I can imagine Cheryl Boone Isaacs position is very uncomfortable right now. She is the first African American woman to hold this office, and the third woman after Bette Davis and Fay Kaning. On one hand she is the proof that things changes, on the other, she is an exception that proves the rules.
On behalf of the Academy of Motion Picture Arts and Sciences she issued a statement last Monday addressing overwhelmingly white batch of nominees, saying she was “heartbroken and frustrated” and vowing to redouble the organization’s efforts to diversify its membership: “In a unanimous vote Thursday night (1/21), the Board of Governors of the Academy of Motion Picture Arts and Sciences approved a sweeping series of substantive changes designed to make the Academy’s membership, its governing bodies, and its voting members significantly more diverse. The Board’s goal is to commit to doubling the number of women and diverse members of the Academy by 2020.”
An L.A. Times study of Oscar voters finds that their demographics are much less diverse than the movie going public. In 2012, The L.A. Times published an ambitious in-depth look at the secretive world of Academy of Motion Picture Arts and Sciences voters. The study looked at the roster of all 5,765 members.
What did they find? Academy voters were markedly less diverse than the moviegoing public, and even more monolithic than many in the film industry might have suspected. In 2012, Oscar voters were nearly 94% Caucasian and 77% male, Blacks made up about 2% of the academy, and Latinos were less than 2%. Oscar voters have a median age of 62, the study showed. People younger than 50 constitute just 14% of the membership.
Academy leaders say they want to diversify. That’s a good thing for sure, and I may add it’s about time!
In the meantime and waiting for new progress, we’ve noticed that some magazines are opening it up to change and diversify their covers. Fashion industry has also a lot of work to do to improve diversity representation. Recently Elle US and Teen Vogue showed their willing of empowering new faces!
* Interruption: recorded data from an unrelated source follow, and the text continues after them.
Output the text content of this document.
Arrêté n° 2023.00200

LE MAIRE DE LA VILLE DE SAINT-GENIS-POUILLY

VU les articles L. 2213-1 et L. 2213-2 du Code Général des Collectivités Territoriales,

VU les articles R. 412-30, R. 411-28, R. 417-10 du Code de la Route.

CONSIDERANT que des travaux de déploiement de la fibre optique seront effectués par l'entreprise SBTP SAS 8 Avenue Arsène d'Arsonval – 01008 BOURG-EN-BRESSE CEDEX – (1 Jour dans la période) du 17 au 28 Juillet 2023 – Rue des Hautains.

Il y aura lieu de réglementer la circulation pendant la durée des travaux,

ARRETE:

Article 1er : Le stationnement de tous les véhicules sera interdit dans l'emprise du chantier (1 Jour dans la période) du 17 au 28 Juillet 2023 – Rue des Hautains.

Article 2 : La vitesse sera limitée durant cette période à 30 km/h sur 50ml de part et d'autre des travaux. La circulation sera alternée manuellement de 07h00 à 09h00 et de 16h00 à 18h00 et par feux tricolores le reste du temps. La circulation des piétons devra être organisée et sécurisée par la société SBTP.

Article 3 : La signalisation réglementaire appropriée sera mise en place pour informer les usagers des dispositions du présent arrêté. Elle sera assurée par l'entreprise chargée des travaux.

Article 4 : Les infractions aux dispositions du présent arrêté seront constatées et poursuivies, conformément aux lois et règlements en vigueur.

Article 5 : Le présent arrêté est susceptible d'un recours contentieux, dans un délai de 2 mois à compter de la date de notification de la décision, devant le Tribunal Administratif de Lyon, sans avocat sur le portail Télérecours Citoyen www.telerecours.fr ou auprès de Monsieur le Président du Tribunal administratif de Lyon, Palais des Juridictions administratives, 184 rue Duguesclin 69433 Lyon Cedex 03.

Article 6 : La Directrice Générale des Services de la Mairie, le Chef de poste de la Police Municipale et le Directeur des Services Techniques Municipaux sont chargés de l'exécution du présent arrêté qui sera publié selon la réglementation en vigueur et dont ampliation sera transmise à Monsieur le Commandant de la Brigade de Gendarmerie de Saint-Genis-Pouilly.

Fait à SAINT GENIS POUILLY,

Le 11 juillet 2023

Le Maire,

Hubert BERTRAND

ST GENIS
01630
The Soul Édition was created to celebrate Soul culture and diversity, in every form of Art. Its was also created to empower women and their beautifulness based on this fundamental idea that representation matters. That is why we are celebrating theses February issues.
Each on their own way, Viola Davis, Taraji P. Henson, Priyanka Chopra and the young Amandla Stenberg, are shaping the new dynamics of feminism for the next decade and beyond, in entertainment industry and globally.